そして、システム要件として次のバージョンが指定されています。
libcurl 7.19.0 or better.
libcurlの有無は、次のコマンドで確認できます。
curlは、libcurlに依存しています。
curl -V
上記を実行して以下のように表示されれば、libcurlはインストール済みと言えます。
$ curl -V curl 7.68.0 (x86_64-pc-linux-gnu) libcurl/7.68.0 OpenSSL/1.1.1f zlib/1.2.11 brotli/1.0.9 libidn2/2.3.0 libpsl/0.21.0 (+libidn2/2.3.0) libssh/0.9.3/openssl/zlib nghttp2/1.41.0 librtmp/2.3 Release-Date: 2020-01-08 Protocols: dict file ftp ftps gopher http https imap imaps ldap ldaps pop3 pop3s rtmp rtsp scp sftp smb smbs smtp smtps telnet tftp Features: AsynchDNS brotli GSS-API HTTP2 HTTPS-proxy IDN IPv6 Kerberos Largefile libz NTLM NTLM_WB PSL SPNEGO SSL TLS-SRP UnixSockets
libcurl(curl)が未インストールなら、curlをインストールしましょう。

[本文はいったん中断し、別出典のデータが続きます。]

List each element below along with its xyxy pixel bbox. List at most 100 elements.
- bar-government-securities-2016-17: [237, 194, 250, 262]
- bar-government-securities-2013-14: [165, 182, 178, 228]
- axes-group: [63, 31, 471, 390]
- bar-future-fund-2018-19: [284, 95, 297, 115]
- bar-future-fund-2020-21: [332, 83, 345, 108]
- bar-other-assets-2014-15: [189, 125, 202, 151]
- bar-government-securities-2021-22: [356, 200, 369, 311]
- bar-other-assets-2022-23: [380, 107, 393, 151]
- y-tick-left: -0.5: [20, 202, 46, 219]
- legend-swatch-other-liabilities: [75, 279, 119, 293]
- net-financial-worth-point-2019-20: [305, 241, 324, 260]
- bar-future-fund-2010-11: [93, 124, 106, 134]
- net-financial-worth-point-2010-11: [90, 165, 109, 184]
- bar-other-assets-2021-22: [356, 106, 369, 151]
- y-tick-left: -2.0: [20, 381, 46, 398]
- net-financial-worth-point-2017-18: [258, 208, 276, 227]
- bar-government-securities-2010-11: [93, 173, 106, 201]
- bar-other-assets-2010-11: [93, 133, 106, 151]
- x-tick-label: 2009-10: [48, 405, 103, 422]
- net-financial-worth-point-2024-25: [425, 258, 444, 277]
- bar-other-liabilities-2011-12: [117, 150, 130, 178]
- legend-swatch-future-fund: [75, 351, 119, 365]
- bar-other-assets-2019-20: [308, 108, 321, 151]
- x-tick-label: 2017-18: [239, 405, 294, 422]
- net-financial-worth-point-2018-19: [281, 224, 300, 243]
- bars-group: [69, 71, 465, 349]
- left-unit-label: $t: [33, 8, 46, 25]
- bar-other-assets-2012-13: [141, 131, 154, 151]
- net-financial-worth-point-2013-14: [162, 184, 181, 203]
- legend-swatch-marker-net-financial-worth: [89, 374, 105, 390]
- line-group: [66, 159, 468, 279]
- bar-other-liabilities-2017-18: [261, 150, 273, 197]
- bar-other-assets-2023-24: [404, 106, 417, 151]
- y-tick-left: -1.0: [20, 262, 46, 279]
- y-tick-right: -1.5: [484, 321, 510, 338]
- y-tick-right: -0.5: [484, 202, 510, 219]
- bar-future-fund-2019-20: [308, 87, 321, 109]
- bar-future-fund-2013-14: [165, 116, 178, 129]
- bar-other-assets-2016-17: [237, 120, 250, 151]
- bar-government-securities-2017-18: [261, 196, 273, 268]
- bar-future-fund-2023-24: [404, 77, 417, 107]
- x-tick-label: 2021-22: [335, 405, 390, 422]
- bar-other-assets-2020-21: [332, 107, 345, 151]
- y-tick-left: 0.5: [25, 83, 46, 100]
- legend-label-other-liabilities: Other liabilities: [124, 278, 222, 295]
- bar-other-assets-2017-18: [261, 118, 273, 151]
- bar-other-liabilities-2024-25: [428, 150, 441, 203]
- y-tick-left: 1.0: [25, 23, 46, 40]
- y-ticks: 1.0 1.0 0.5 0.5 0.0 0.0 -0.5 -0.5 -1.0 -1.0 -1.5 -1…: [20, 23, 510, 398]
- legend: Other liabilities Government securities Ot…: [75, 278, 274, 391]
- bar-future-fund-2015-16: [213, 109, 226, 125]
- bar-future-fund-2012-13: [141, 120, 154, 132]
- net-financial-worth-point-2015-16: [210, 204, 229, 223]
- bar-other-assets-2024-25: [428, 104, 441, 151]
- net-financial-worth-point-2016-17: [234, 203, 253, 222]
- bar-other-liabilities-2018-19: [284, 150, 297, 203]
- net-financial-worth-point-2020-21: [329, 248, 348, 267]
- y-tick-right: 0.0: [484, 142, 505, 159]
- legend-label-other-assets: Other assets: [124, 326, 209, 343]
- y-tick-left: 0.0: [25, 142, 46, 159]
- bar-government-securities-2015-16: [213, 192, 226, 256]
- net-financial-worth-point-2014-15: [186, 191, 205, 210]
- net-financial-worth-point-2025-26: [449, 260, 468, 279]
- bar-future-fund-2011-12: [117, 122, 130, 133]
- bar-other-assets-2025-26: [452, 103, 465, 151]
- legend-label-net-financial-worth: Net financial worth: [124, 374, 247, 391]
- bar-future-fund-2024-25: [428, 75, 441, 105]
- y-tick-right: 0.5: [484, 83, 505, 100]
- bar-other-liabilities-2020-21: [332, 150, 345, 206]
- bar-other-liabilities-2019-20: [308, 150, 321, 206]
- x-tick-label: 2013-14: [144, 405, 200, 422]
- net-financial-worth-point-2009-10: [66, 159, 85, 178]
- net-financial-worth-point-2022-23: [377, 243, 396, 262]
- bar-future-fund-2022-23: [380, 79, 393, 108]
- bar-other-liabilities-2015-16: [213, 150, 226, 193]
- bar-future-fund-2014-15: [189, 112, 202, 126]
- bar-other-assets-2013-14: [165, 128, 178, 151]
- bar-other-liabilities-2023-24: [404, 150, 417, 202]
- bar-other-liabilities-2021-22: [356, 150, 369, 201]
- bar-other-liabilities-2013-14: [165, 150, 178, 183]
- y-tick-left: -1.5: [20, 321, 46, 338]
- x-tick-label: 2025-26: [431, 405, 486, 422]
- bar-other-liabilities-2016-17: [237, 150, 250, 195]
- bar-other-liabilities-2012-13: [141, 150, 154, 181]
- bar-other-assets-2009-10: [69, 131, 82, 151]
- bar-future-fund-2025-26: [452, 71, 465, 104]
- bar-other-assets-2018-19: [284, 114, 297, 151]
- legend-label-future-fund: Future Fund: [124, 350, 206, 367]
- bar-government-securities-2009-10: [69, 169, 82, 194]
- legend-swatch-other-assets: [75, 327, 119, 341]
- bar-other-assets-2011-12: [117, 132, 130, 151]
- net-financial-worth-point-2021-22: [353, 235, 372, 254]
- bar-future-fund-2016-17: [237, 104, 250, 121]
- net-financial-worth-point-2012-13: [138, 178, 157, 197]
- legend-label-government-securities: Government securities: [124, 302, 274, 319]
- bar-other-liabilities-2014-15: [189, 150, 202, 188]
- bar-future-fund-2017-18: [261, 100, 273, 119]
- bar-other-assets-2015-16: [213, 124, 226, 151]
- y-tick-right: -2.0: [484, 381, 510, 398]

Ubuntuであれば、デフォルトでインストール済みのはずです。
あと、バージョンも指定されています。
バージョンに関しては、通常は意識する必要はありません。
curl-config
curl-configについては、次の記事で説明しています。
curl-configのインストールは、必須です。
PycURLはcurl-configを使って、libcurlが利用するSSLライブラリを特定しています。
以上、PycURLのシステム要件を説明しました。
次は、PycURLをインストールします。
PycURLのインストール
検証は、次のバージョンのPythonで行います。
$ python -V Python 3.10.2
まずは、現状のインストール済みパッケージを確認しておきます。
$ pip list Package Version ---------- ------- pip 22.0.4 setuptools 60.9.3 wheel 0.36.2
次にするべきことは、pipとsetuptoolsの更新です。
pipコマンドを使う場合、常に以下のコマンドを実行しておきましょう。
python -m pip install --upgrade pip setuptools
では、PycURLのインストールです。
PycURLのインストールは、以下のコマンドとなります。
pip install pycurl
PycURLのインストールは、少しだけ時間がかかります。
終了したら、どんなパッケージがインストールされたのかを確認します。
$ pip list Package Version ---------- ------- pip 22.0.4 pycurl 7.45.1 setuptools 60.9.3 wheel 0.36.2
PycURLには、依存するパッケージが存在していません。
この結果を見ると、PycURLの既存環境への導入は容易と言えます。
ただし、これはPythonライブラリの依存関係上の話になります。
PycURLはcurl-config関連で、エラーが発生しやすいようです。
その場合は、次のようなエラーメッセージとなります。
error: subprocess-exited-with-error
これだけではよくわからないので、エラー内容をよく見ます。
そうすると、以下のような文言を確認できます。
Could not run curl-config: [Errno 2] No such file or directory: 'curl-config'
これは、「curl-config」コマンドが利用できないというエラーです。
そのため、事前にcurl-configはインストールしておきます。
パスが通っていることも確認しておきましょう。
以上、PycURLのインストールについて説明しました。
次は、PycURLの動作確認を行います。
PycURLの動作確認
PycURLを使って、HTTPレスポンスステータスコードを取得してみましょう。
import pycurl from io import BytesIO TARGET_URL = "https://example.com/" buffer = BytesIO() c = pycurl.Curl() c.setopt(c.URL, TARGET_URL) c.setopt(c.WRITEDATA, buffer) c.perform() # HTTP response code print('Status: %d' % c.getinfo(c.RESPONSE_CODE)) # getinfo must be called before close. c.close()
上記コードを実行すると、次のような結果となります。
Status: 200
次のようにアクセス先を変更します。
TARGET_URL = "https://example.com/notfund"
変更して実行した結果は、以下。
Status: 404
問題ありませんね。
以上、PycURLの動作確認を説明しました。